In the meantime, Stoica brokered introductions to Dean, Nishihara and different big-name Silicon Valley angels. “Quite a lot of the professors at Berkeley, simply as a consequence of being at Berkeley, are very properly related,” Packer recalled about how straightforward the angel investor course of was. “They’ve their eye on tasks out of this lab which might be going to be commercialized.”
Competitors and the specter of OpenAI o1
Whereas MemGPT is already out within the wild and getting used, Letta’s industrial variant, Letta Cloud, just isn’t but open for enterprise. As of Monday, Letta is accepting requests for beta customers. It’s going to provide a hosted agent service that enables builders to deploy and run stateful brokers within the cloud, accessible by way of REST APIs, a programming interface that may preserve state. Letta Cloud will retailer the long-term knowledge obligatory to take action. Letta may even provide developer instruments for constructing AI brokers.
With MemGPT, Wooders sees a big span of makes use of. “I believe the primary use case that we see is mainly, extremely personalised, very partaking chatbots,” she says. However there are additionally cutting-edge makes use of like “a chatbot for most cancers sufferers” the place sufferers add their historical past after which share ongoing signs so the bot can study and provide steerage over time.
Price noting that MemGPT isn’t alone in engaged on this. LangChain might be its finest recognized competitor, and it already presents industrial choices. The most important mannequin makers additionally provide AI agent-making instruments as properly, like OpenAI’s Assistants API.

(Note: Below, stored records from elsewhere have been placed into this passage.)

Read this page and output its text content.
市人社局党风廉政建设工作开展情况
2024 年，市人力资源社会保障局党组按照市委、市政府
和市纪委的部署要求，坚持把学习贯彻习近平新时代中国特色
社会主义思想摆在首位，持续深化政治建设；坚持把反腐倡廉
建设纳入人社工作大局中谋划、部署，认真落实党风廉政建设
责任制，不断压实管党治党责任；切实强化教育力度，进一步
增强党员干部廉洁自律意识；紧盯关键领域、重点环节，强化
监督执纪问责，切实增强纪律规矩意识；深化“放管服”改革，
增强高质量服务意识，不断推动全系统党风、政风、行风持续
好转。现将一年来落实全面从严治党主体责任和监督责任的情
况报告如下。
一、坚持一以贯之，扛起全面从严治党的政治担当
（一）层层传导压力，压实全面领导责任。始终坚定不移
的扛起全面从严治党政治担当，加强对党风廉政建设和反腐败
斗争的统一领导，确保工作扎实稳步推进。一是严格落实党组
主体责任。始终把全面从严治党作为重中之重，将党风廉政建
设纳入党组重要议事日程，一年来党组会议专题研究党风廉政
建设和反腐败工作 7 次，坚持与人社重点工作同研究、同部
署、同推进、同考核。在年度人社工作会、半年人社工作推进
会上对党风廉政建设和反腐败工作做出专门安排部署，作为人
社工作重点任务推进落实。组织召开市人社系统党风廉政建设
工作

And OpenAI’s new o1 mannequin could make the necessity to repair state a moot level for its customers. As it’s a multistep mannequin, it basically should preserve state to a point with the intention to “assume” and reality verify earlier than it replies.
However Wooders, Packer, and Myers see just a few key variations to what Letta is providing versus what 800-pound market gorilla OpenAI is doing. Letta claims it can work with any AI mannequin and expects its customers to make use of lots of them: OpenAI, Anthropic, Mistral, their very own homegrown fashions. OpenAI’s tech at present solely works with itself.
Extra importantly, Letta is utilizing open supply MemGPT and leaping firmly into the open supply facet of the FOSS vs. black field LLM debate, saying open supply is a better option for AI utility programmers.
“We’re positioning ourselves because the open different to OpenAI,” Packer says. “I believe it’s really very, very laborious to construct superb AI purposes, particularly while you care about, like hallucination, for those who can’t see what’s happening below the hood.”